Le samedi 11, le dimanche 12 et le lundi 13 mai ne voient guère les Aclots (habitants de Nivelles) inquiets. Le samedi, un avion allemand a bien attaqué la gare de Baulers et, pour la première fois, la foire agricole du lundi de la Pentecôte n'a pas eu lieu.
Des nouvelles parviennent tout de même: avance allemande en Hollande et bombardement du centre de Rotterdam. Des réfugiés affluent vers l'Ouest: ils ne veulent pas vivre les atrocités commises par la soldatesque de 1914. Mais on ignore la percée du Canal Albert, comme on ignore que dès le 11mai, deuxième jour de la guerre, le commandant de la place de Liège a déjà dû décider l'abandon de la ville, après avoir fait sauter les ponts de la Meuse. Personne ne sait qu'en Ardenne, les Panzer ont franchi l'Ourthe, que désordre et confusion sont déjà visibles au sein de l'armée belge et que l'angoisse s'installe à Bruxelles, où une foule de plus en plus dense se masse dans les gares aux fins de prendre les trains en partance pour la France. Les convois militaires français continuent de traverser Nivelles, tant par route que par rail: le chemin de fer à voie unique qui relie Manage à Ottignies en passant par Nivelles-Nord est, en effet, une ligne stratégique.
Dans Nivelles même, la Sûreté a arrêté les sujets de nationalité allemande, chose normale en temps de guerre.
D'autres personnes, dont des Nivellois suspectés de germanophilie, sont gardés à vue au Palais de Justice. Des bruits inquiétants circulent. On parle d'espions, de cinquième colonne, de parachutistes déguisés. "Méfiez-vous, des oreilles ennemies vous écoutent", susurre-t-on.
Et chacun au fond de son cœur, éprouve l'impression de vivre ses derniers moments de relative tranquillité avant l'arrivée de l'ouragan.
Le lendemain, mardi 14 mai, c'est l'agitation dès potron-minet. Des affiches annoncent que tous les hommes âgés de 16 à 35 ans, y compris les réformés, doivent se rendre à la gare de Nivelles-Nord en fin de matinée, pour être acheminés en lieu sûr (entendez par là dans le Midi).
D'autres affiches signalent la réquisition militaire ... des vélos!
Un très long convoi ferroviaire quitte la station vers 12h40 . Dans des wagons de troisième classe, à larges banquettes en bois, peut-être un millier de jeunes gens ont pris place.

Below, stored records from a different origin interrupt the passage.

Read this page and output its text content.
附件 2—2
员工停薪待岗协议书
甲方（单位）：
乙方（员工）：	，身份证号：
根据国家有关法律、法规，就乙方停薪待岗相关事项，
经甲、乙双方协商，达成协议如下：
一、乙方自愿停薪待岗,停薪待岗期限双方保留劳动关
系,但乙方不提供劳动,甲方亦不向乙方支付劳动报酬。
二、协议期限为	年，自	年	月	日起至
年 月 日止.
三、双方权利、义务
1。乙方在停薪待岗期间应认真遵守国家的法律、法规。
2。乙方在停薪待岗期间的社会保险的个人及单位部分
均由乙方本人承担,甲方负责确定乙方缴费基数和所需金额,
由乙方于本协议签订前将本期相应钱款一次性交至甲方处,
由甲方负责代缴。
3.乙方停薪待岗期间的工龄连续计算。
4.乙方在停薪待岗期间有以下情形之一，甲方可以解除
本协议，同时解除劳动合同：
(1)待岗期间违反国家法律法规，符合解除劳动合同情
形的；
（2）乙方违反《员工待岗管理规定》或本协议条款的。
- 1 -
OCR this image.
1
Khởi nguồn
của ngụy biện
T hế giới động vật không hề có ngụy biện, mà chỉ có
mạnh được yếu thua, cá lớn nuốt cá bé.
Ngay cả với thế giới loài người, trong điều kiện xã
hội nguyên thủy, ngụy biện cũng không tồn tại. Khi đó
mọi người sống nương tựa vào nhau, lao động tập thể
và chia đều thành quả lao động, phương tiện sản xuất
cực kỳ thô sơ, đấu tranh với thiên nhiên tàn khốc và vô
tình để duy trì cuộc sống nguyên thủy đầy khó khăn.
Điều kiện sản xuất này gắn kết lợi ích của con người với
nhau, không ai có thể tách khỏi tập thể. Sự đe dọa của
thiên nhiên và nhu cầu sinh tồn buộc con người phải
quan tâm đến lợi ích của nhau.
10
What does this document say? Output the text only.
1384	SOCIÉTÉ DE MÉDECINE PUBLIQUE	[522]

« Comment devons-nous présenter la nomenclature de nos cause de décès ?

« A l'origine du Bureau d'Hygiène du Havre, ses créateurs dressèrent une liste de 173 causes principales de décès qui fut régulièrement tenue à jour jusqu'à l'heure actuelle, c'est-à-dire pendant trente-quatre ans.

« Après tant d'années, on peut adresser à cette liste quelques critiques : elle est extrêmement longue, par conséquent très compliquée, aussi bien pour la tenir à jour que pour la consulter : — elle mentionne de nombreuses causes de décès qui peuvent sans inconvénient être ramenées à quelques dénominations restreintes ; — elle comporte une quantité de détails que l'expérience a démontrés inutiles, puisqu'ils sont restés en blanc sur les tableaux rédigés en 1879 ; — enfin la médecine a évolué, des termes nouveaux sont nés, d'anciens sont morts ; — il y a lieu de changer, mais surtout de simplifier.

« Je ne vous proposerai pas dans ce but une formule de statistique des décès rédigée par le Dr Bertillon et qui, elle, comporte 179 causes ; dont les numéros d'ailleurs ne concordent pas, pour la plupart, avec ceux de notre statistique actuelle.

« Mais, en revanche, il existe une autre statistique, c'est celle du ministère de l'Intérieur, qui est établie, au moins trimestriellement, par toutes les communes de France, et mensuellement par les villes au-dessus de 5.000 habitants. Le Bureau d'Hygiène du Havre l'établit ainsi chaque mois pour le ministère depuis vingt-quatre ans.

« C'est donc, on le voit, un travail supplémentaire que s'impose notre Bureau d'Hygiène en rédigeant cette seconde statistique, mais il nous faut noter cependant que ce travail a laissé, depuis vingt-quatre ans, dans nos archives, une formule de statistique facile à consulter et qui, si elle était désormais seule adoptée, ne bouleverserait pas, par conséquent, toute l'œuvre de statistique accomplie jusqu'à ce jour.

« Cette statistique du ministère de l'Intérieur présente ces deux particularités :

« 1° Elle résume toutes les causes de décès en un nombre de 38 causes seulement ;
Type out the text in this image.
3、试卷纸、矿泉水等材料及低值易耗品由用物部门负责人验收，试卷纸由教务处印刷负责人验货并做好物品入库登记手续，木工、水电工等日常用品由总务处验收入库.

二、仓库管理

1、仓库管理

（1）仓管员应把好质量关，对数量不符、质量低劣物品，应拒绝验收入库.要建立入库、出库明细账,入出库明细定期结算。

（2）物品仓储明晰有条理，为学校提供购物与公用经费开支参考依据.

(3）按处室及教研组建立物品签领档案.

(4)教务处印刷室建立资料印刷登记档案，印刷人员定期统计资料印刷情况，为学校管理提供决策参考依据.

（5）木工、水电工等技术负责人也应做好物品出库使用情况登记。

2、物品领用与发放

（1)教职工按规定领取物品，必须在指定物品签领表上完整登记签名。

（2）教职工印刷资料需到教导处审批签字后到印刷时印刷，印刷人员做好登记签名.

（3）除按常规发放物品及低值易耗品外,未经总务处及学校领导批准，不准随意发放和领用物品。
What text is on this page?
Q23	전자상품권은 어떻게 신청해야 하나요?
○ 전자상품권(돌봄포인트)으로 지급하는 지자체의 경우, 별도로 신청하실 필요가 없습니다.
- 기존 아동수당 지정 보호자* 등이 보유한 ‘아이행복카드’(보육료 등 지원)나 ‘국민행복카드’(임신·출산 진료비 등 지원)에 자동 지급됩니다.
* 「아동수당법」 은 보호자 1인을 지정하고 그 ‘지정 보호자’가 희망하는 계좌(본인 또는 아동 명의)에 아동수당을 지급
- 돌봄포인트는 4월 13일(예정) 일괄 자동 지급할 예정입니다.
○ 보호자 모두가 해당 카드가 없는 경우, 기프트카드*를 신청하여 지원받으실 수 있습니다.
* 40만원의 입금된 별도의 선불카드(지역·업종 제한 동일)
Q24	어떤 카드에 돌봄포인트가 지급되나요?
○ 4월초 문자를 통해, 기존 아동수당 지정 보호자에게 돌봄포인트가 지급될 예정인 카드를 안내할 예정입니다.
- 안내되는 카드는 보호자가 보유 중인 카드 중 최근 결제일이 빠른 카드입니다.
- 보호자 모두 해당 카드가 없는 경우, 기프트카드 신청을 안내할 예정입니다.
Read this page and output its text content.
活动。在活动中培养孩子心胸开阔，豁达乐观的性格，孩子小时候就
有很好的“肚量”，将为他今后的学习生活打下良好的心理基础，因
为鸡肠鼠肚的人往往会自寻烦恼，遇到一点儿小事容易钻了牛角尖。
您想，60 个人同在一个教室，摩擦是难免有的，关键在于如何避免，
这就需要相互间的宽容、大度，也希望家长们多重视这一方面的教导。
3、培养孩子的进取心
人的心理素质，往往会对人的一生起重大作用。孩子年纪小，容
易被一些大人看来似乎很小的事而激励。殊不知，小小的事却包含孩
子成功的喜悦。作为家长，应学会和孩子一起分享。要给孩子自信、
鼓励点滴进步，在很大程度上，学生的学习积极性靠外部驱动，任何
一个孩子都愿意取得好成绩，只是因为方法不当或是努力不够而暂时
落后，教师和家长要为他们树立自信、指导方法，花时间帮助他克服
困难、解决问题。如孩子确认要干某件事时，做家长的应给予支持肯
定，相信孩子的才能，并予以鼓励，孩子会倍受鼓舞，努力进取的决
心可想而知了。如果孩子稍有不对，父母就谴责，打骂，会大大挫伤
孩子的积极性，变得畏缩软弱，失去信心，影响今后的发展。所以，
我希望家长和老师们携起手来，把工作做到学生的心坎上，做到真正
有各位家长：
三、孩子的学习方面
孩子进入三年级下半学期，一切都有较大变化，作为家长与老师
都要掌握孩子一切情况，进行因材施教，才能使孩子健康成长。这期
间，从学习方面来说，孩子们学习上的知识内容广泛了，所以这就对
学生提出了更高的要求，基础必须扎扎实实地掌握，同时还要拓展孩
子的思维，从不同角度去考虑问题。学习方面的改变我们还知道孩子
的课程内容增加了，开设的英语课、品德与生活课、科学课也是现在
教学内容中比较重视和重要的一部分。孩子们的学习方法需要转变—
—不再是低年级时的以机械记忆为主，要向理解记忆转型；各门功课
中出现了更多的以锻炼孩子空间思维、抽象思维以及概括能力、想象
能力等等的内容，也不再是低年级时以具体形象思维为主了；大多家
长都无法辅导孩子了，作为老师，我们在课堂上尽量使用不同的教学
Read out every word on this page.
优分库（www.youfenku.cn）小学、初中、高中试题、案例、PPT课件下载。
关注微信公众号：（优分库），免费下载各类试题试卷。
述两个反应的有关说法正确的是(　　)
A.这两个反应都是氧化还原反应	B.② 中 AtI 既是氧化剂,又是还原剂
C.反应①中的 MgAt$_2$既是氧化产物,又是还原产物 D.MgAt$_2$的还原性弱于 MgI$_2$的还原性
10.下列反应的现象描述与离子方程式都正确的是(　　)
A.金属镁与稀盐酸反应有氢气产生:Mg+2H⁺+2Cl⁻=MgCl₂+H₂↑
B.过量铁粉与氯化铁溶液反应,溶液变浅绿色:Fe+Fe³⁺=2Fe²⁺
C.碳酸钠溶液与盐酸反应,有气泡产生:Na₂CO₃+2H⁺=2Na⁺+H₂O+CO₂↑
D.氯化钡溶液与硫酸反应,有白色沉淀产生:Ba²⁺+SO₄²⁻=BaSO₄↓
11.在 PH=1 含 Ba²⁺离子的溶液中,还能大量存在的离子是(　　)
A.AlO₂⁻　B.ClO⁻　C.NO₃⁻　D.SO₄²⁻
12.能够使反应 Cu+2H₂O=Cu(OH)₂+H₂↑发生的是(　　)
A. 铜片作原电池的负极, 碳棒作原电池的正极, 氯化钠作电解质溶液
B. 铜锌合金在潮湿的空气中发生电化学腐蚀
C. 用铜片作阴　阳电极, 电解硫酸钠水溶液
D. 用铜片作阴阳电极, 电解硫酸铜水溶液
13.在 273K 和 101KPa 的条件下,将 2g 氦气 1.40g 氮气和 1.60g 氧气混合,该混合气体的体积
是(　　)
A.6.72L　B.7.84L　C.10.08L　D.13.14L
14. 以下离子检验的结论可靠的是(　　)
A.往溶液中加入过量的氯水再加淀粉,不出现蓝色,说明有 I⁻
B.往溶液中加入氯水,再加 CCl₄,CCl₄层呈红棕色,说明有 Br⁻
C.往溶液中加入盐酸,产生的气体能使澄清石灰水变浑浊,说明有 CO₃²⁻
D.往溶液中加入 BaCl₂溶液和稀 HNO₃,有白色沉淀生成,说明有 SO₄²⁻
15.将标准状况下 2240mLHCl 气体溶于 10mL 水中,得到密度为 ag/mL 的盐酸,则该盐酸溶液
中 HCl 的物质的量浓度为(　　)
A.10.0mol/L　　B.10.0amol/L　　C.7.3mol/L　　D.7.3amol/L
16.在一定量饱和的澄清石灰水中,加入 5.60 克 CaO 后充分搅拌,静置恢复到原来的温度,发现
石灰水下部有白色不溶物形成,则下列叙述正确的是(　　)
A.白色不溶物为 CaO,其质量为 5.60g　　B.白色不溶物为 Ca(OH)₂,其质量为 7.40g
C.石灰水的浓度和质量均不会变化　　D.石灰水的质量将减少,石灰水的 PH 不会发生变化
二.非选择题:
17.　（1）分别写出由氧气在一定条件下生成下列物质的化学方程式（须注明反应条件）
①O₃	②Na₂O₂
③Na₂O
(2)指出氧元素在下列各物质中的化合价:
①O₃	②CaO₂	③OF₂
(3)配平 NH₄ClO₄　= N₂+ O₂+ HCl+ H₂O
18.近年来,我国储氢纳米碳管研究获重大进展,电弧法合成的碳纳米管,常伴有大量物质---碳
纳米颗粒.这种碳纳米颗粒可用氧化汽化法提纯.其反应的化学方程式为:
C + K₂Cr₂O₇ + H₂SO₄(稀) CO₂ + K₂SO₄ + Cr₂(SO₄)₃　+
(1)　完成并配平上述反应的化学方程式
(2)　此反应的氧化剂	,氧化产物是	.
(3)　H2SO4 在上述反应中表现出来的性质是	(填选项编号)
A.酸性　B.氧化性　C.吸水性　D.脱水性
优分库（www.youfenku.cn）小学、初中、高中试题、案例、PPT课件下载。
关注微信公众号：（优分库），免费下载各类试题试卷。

On frémit à la pensée du massacre qui eût pu se produire si ce train était parti avec 20 ou 30 minutes de retard! Des informations arrivent du front. Bien qu'on sache la situation peu brillante, on ne réalise pas que les avant-gardes allemandes se trouvent à 50 km de Bruxelles. Dans la matinée, les sirènes ont sonné plusieurs fois pour rien. Mais vers 13h15, cette fois sans que soit donnée l'alerte, apparaissent trois avions allemands. Ils volent bas et tournent autour de la Collégiale.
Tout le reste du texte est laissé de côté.